Markets have been trying to digest the impact of Covid-19 on economic activity and government policy. This is hard. The financial impact will be a function not only of the spread and lethality of the virus, but on the response of people and governments to the threat the virus poses to public health.
Markets are essentially trying to assess the outcome of two (still evolving) policies with opposing economic impacts – public health measures on the one hand, and monetary and fiscal stimulus on the other. The fiscal response has been variable in both size and focus; the monetary response, meanwhile, has been huge.
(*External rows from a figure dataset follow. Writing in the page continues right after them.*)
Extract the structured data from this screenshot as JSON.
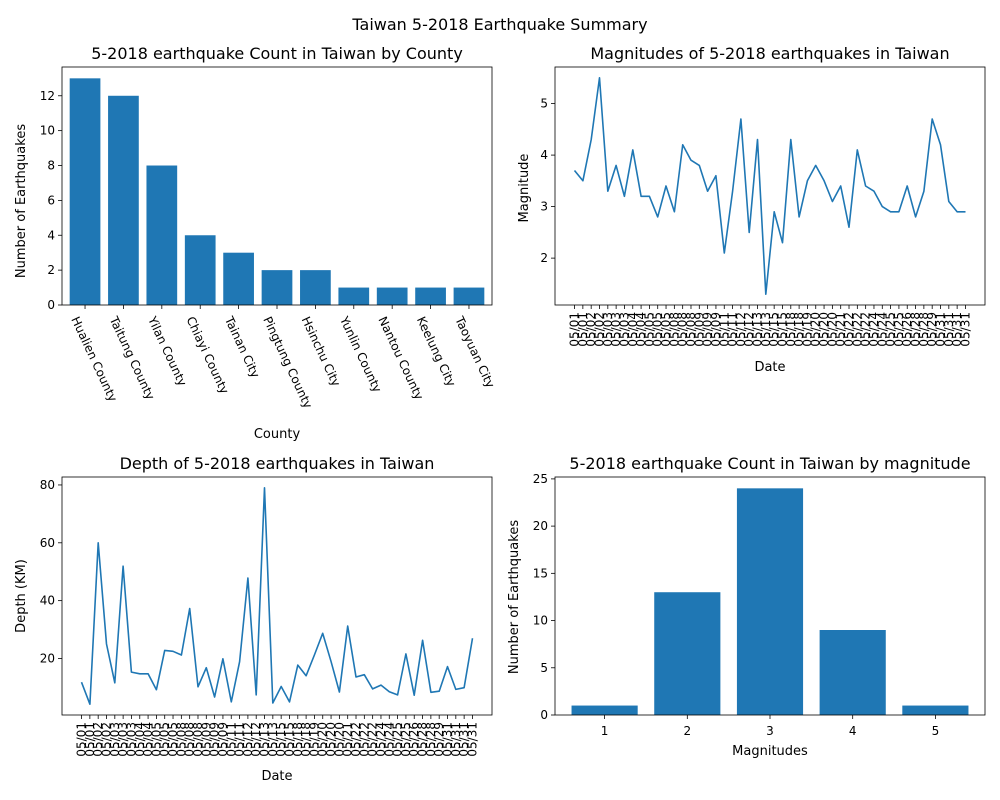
{
  "figure": {
    "title": "Taiwan 5-2018 Earthquake Summary"
  },
  "colors": {
    "bar": "#1f77b4",
    "line": "#1f77b4",
    "axis": "#000000"
  },
  "chart_data": [
    {
      "id": "county",
      "type": "bar",
      "title": "5-2018 earthquake Count in Taiwan by County",
      "xlabel": "County",
      "ylabel": "Number of Earthquakes",
      "categories": [
        "Hualien County",
        "Taitung County",
        "Yilan County",
        "Chiayi County",
        "Tainan City",
        "Pingtung County",
        "Hsinchu City",
        "Yunlin County",
        "Nantou County",
        "Keelung City",
        "Taoyuan City"
      ],
      "values": [
        13,
        12,
        8,
        4,
        3,
        2,
        2,
        1,
        1,
        1,
        1
      ],
      "ylim": [
        0,
        13.65
      ],
      "yticks": [
        0,
        2,
        4,
        6,
        8,
        10,
        12
      ],
      "grid": false
    },
    {
      "id": "magnitude",
      "type": "line",
      "title": "Magnitudes of 5-2018 earthquakes in Taiwan",
      "xlabel": "Date",
      "ylabel": "Magnitude",
      "x": [
        "05/01",
        "05/01",
        "05/02",
        "05/02",
        "05/03",
        "05/03",
        "05/03",
        "05/04",
        "05/04",
        "05/05",
        "05/05",
        "05/05",
        "05/08",
        "05/08",
        "05/08",
        "05/09",
        "05/09",
        "05/09",
        "05/11",
        "05/11",
        "05/12",
        "05/12",
        "05/13",
        "05/13",
        "05/15",
        "05/15",
        "05/18",
        "05/18",
        "05/19",
        "05/20",
        "05/20",
        "05/20",
        "05/21",
        "05/22",
        "05/22",
        "05/22",
        "05/24",
        "05/24",
        "05/25",
        "05/25",
        "05/26",
        "05/28",
        "05/28",
        "05/29",
        "05/31",
        "05/31",
        "05/31",
        "05/31"
      ],
      "values": [
        3.7,
        3.5,
        4.3,
        5.5,
        3.3,
        3.8,
        3.2,
        4.1,
        3.2,
        3.2,
        2.8,
        3.4,
        2.9,
        4.2,
        3.9,
        3.8,
        3.3,
        3.6,
        2.1,
        3.3,
        4.7,
        2.5,
        4.3,
        1.3,
        2.9,
        2.3,
        4.3,
        2.8,
        3.5,
        3.8,
        3.5,
        3.1,
        3.4,
        2.6,
        4.1,
        3.4,
        3.3,
        3.0,
        2.9,
        2.9,
        3.4,
        2.8,
        3.3,
        4.7,
        4.2,
        3.1,
        2.9,
        2.9
      ],
      "ylim": [
        1.09,
        5.71
      ],
      "yticks": [
        2,
        3,
        4,
        5
      ],
      "grid": false
    },
    {
      "id": "depth",
      "type": "line",
      "title": "Depth of 5-2018 earthquakes in Taiwan",
      "xlabel": "Date",
      "ylabel": "Depth (KM)",
      "x": [
        "05/01",
        "05/01",
        "05/02",
        "05/02",
        "05/03",
        "05/03",
        "05/03",
        "05/04",
        "05/04",
        "05/05",
        "05/05",
        "05/05",
        "05/08",
        "05/08",
        "05/08",
        "05/09",
        "05/09",
        "05/09",
        "05/11",
        "05/11",
        "05/12",
        "05/12",
        "05/13",
        "05/13",
        "05/15",
        "05/15",
        "05/18",
        "05/18",
        "05/19",
        "05/20",
        "05/20",
        "05/20",
        "05/21",
        "05/22",
        "05/22",
        "05/22",
        "05/24",
        "05/24",
        "05/25",
        "05/25",
        "05/26",
        "05/28",
        "05/28",
        "05/29",
        "05/31",
        "05/31",
        "05/31",
        "05/31"
      ],
      "values": [
        11.8,
        4.2,
        60.0,
        25.0,
        11.6,
        51.9,
        15.3,
        14.7,
        14.7,
        9.2,
        22.8,
        22.5,
        21.2,
        37.3,
        10.2,
        16.8,
        6.7,
        19.9,
        5.0,
        18.9,
        47.8,
        7.4,
        79.0,
        4.6,
        10.3,
        5.0,
        17.7,
        14.0,
        21.2,
        28.7,
        18.9,
        8.4,
        31.2,
        13.6,
        14.4,
        9.5,
        10.8,
        8.5,
        7.4,
        21.6,
        7.3,
        26.3,
        8.3,
        8.7,
        17.2,
        9.3,
        9.9,
        27.0
      ],
      "ylim": [
        0.46,
        82.75
      ],
      "yticks": [
        20,
        40,
        60,
        80
      ],
      "grid": false
    },
    {
      "id": "mag_count",
      "type": "bar",
      "title": "5-2018 earthquake Count in Taiwan by magnitude",
      "xlabel": "Magnitudes",
      "ylabel": "Number of Earthquakes",
      "categories": [
        "1",
        "2",
        "3",
        "4",
        "5"
      ],
      "values": [
        1,
        13,
        24,
        9,
        1
      ],
      "ylim": [
        0,
        25.2
      ],
      "yticks": [
        0,
        5,
        10,
        15,
        20,
        25
      ],
      "grid": false
    }
  ]
}
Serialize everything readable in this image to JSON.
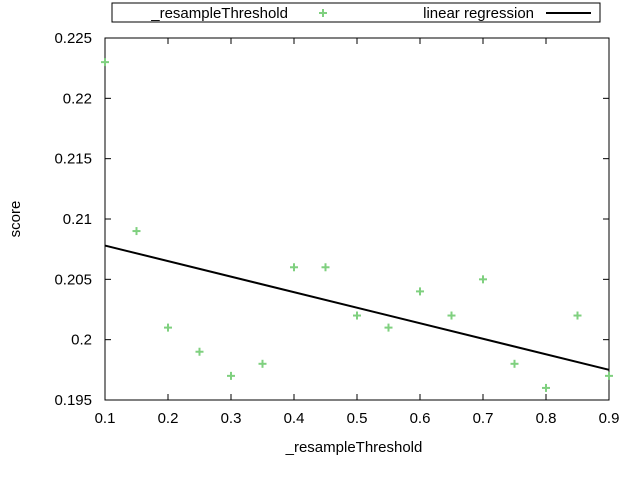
{
  "chart_data": {
    "type": "scatter",
    "xlabel": "_resampleThreshold",
    "ylabel": "score",
    "xlim": [
      0.1,
      0.9
    ],
    "ylim": [
      0.195,
      0.225
    ],
    "x_ticks": [
      "0.1",
      "0.2",
      "0.3",
      "0.4",
      "0.5",
      "0.6",
      "0.7",
      "0.8",
      "0.9"
    ],
    "y_ticks": [
      "0.195",
      "0.2",
      "0.205",
      "0.21",
      "0.215",
      "0.22",
      "0.225"
    ],
    "legend_position": "top",
    "series": [
      {
        "name": "_resampleThreshold",
        "type": "scatter",
        "marker": "plus",
        "color": "#7fd07f",
        "x": [
          0.1,
          0.15,
          0.2,
          0.25,
          0.3,
          0.35,
          0.4,
          0.45,
          0.5,
          0.55,
          0.6,
          0.65,
          0.7,
          0.75,
          0.8,
          0.85,
          0.9
        ],
        "y": [
          0.223,
          0.209,
          0.201,
          0.199,
          0.197,
          0.198,
          0.206,
          0.206,
          0.202,
          0.201,
          0.204,
          0.202,
          0.205,
          0.198,
          0.196,
          0.202,
          0.197
        ]
      },
      {
        "name": "linear regression",
        "type": "line",
        "color": "#000000",
        "x": [
          0.1,
          0.9
        ],
        "y": [
          0.2078,
          0.1975
        ]
      }
    ]
  }
}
Resulting portfolio activity in our multi-asset funds has been based on an overarching understanding that the impact of Covid-19 on economic activity is severe, but temporary – but the depth and duration are unknown. Valuations are cheap, but not so cheap as to drive a meaningful increase in our risk appetite at this juncture. Rather, we have maintained or raised cash and are gradually nibbling into our favoured asset classes and taking profit in areas such as long duration that have done well.
Portfolio
In the TLux Global Multi Asset Income Fund, this has meant running cash at historically high levels – 9.8% today2 – while keeping equity exposure in Japanese and US equities via futures. Although a cyclical market, Japanese firms are trading at ultra-cheap price-to-book (near an historical low of 1), which should lock in asymmetric upside gains. US equites, meanwhile, are now pricing in a deep and extended recession that we do not currently anticipate, while also providing our clients with more exposure to quality global businesses with strong balance sheets.